What cannot, of course, be ignored is that multiple reports of “camps” within the team will challenge Mickey’s man-management skills.

“Indeed, this is my biggest test and I’m up for the challenge. It’s in such situations that your skills as (head) coach get tested...

“Let me add, it’s in such circumstances I thrive,” Mickey, who has featured in 110 First-Class matches in South Africa, told The Telegraph on Wednesday evening.

Mickey was speaking from London.

Commenting on the barrage of criticism after the thrashing by India, Mickey said: “I hate reading criticism because I know how hard we have worked and how much our boys are hurting...

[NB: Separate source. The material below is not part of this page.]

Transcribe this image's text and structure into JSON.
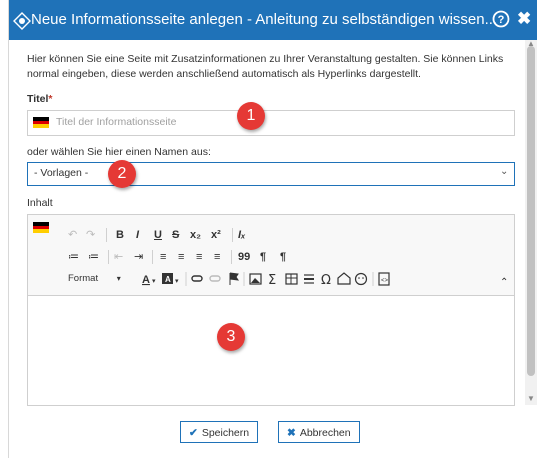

“What we do know, as a group, is that much of the criticism is based on emotion. Also, that when we play well, we can beat anybody — we just have to nail the basics and nail them well.”

But, surely, it must be hard on Sarfaraz and the rest.

“We are a strong team and have to stay positive. We have to keep believing in our skills and in our ability...

“Actually, we are (in the present situation) fine. We know that if we win, the sentiments would change...

“Just that someone has to be brave and change things for us,” Mickey maintained.

With five matches gone, Pakistan are second-last on the points table, ahead of Afghanistan. Massively embarrassing for the champions in the 1992 World Cup and finalists in 1999.

Pakistan’s next match, against South Africa, is at The Oval on Sunday.

The Pakistan Cricket Board (PCB), meanwhile, had a scheduled meeting of its Board of Governors earlier in the day in Lahore.

Conceding that the team’s performance in the ongoing World Cup had been “below expectations,” the Board nevertheless “expressed faith, support and confidence” in Sarfaraz and his men.

As first announced on May 29, the PCB will “carry out a robust review and analysis” of the country’s performance across the three formats over the past three years.

The “robust review” is to cover the players, support staff and the selectors.

In keeping with tradition, the Prime Minister — World Cup-winning captain Imran Khan at this point in time — is the PCB’s patron-in-chief.